Only a night or so before, Rev. Harold J. LeVesconte – the progressive, pro-integration pastor at First Unitarian Church, had called to ask “a favor” of our family. “Mrs. Tate, perhaps you know that Stokely Carmichael is currently on a speaking tour, and we’ve invited him to come here to Dayton. He’ll be here at the church this Sunday, along with one of his colleagues, and they need overnight accommodations.”  Rev. LeVesconte might have paused momentarily, but I’m sure he already knew my answer. “Mr. Carmichael has specifically requested to stay with a Negro family,” he continued. “I was wondering, could you all accommodate him during his visit?”

Charles and I were two of a handful of Blacks attending the church, and LeVesconte and many of the white members who had supported his efforts at integration were aware that we were heavily involved in Civil Rights Movement activities in Dayton and beyond. In fact, the organization we helped form, the Dayton Alliance for Racial Equality (DARE), greatly admired the work that Stokely and the Student Nonviolent Coordinating Committee (SNCC) were doing in the South. Stokely, SNCC’s chairman, was encouraging a new philosophy — Black Power.
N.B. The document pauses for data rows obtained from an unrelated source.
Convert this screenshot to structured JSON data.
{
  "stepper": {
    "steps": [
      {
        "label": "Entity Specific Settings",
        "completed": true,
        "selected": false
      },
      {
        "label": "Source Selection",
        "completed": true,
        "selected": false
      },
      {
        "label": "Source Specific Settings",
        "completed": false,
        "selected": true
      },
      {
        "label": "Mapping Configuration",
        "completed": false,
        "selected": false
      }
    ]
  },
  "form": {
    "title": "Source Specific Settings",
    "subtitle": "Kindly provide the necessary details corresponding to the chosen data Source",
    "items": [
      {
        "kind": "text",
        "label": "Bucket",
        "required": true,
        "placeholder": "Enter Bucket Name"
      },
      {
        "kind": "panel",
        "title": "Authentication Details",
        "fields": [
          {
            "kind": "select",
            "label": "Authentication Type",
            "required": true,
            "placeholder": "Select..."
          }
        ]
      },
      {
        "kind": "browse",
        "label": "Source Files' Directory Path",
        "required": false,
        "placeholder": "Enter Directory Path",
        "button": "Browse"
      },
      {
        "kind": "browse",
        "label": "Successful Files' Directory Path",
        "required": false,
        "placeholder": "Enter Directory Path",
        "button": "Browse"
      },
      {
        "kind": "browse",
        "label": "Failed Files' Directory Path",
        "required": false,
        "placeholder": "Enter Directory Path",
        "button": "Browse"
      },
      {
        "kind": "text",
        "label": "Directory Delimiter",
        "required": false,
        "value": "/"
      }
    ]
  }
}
It also made sense that Stokely would want to spend as much time as possible with the Black folks who lived in the communities he was visiting; and it couldn’t be any more divinely designed, as far as I was concerned.
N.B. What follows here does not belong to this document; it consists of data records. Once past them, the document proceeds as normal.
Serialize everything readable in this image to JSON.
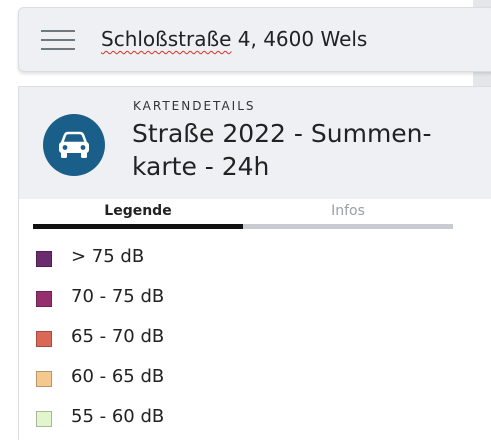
{
  "search": {
    "street": "Schloßstraße",
    "rest": " 4, 4600 Wels"
  },
  "panel": {
    "kicker": "KARTENDETAILS",
    "title": "Straße 2022 - Summen-karte - 24h",
    "icon": "car-icon",
    "icon_bg": "#1a5e8a"
  },
  "tabs": [
    {
      "label": "Legende",
      "active": true
    },
    {
      "label": "Infos",
      "active": false
    }
  ],
  "legend": [
    {
      "label": "> 75 dB",
      "color": "#6a2c6e"
    },
    {
      "label": "70 - 75 dB",
      "color": "#94306e"
    },
    {
      "label": "65 - 70 dB",
      "color": "#db6757"
    },
    {
      "label": "60 - 65 dB",
      "color": "#f5c890"
    },
    {
      "label": "55 - 60 dB",
      "color": "#e3f5cc"
    }
  ]
}
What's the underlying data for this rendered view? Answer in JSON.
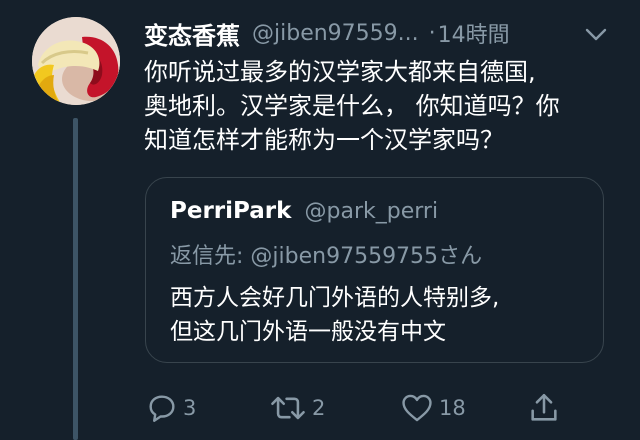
{
  "tweet": {
    "display_name": "变态香蕉",
    "handle": "@jiben97559...",
    "separator": "·",
    "time": "14時間",
    "body_lines": [
      "你听说过最多的汉学家大都来自德国,",
      "奥地利。汉学家是什么， 你知道吗？你",
      "知道怎样才能称为一个汉学家吗？"
    ]
  },
  "quote": {
    "display_name": "PerriPark",
    "handle": "@park_perri",
    "reply_prefix": "返信先: ",
    "reply_to": "@jiben97559755",
    "reply_suffix": "さん",
    "body_lines": [
      "西方人会好几门外语的人特别多,",
      "但这几门外语一般没有中文"
    ]
  },
  "actions": {
    "reply_count": "3",
    "retweet_count": "2",
    "like_count": "18"
  },
  "icons": {
    "reply": "reply-icon",
    "retweet": "retweet-icon",
    "like": "heart-icon",
    "share": "share-icon",
    "more": "chevron-down-icon"
  },
  "colors": {
    "background": "#15202b",
    "secondary_text": "#8899a6",
    "border": "#38444d"
  }
}
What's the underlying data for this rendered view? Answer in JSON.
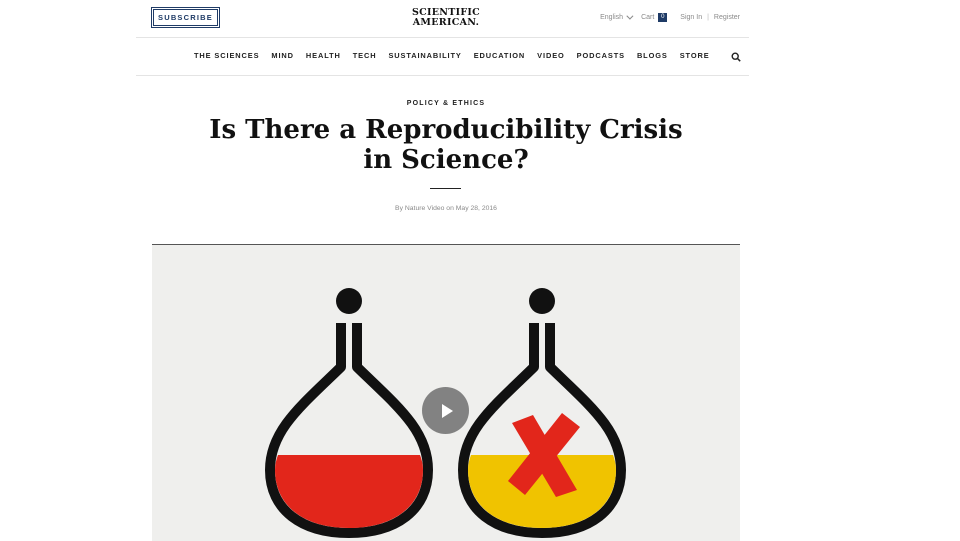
{
  "header": {
    "subscribe_label": "SUBSCRIBE",
    "logo_line1": "SCIENTIFIC",
    "logo_line2": "AMERICAN.",
    "language": "English",
    "cart_label": "Cart",
    "cart_count": "0",
    "sign_in": "Sign In",
    "separator": "|",
    "register": "Register"
  },
  "nav": {
    "items": [
      "THE SCIENCES",
      "MIND",
      "HEALTH",
      "TECH",
      "SUSTAINABILITY",
      "EDUCATION",
      "VIDEO",
      "PODCASTS",
      "BLOGS",
      "STORE"
    ],
    "search_icon": "search-icon"
  },
  "article": {
    "kicker": "POLICY & ETHICS",
    "title_line1": "Is There a Reproducibility Crisis",
    "title_line2": "in Science?",
    "byline": "By Nature Video on May 28, 2016"
  },
  "video": {
    "play_icon": "play-icon",
    "colors": {
      "red_liquid": "#e2261b",
      "yellow_liquid": "#f0c300",
      "cross": "#e2261b",
      "outline": "#111111"
    }
  }
}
LeVesconte didn’t need to ask twice. “Well, of course we’d be glad to have him, and he can stay as long as he likes,” I replied, delighted at the prospect of getting to know this new leader of the Black youth movement that was shaking up the country.

Stokely’s name was already well known to many Blacks and whites across the nation, and I expected the church to be full that Sunday morning. Unitarians were known for being open-minded and more socially conscious than many other denominations. But how would they react to this young, radical firebrand?

My curiosity was also piqued because it was apparent that the Movement was branching off into two very different paths, and SNCC’s less “polite” strategy continued to make more and more sense to me. “I can’t wait to hear more about this Black Power stuff,” I assert, as the car pulls closer to the church.

Charles nodded. “Sure seems we’ve gotten as far as we’re going to, doing it the way we have been,” he sighs, speaking of integration and the current non-violent direct-action movements. We both feared that we had come to the end of what could be accomplished by pushing for integration and were fully ready to hear a more self-reliant and self-assertive message. 

As we entered the church, I’m convinced that Stokely would share his cry for Black Power. Chuckling to myself, I anticipate that his vigorous proclamation of SNCC’s new direction would fill much of the congregation with dread.

It was hard to sit through the opening rituals. I tried not to be conspicuous as I searched for Stokely among the pews—pews filled with liberal, highly-educated, and largely integrationist whites.

Rev. LeVesconte finally finished his opening notes. When he introduced Stokely, the whole atmosphere of the church seemed to change as the tall, caramel-complexioned young man strode to the pulpit, extremely collegiate and attractive in a suit and tie.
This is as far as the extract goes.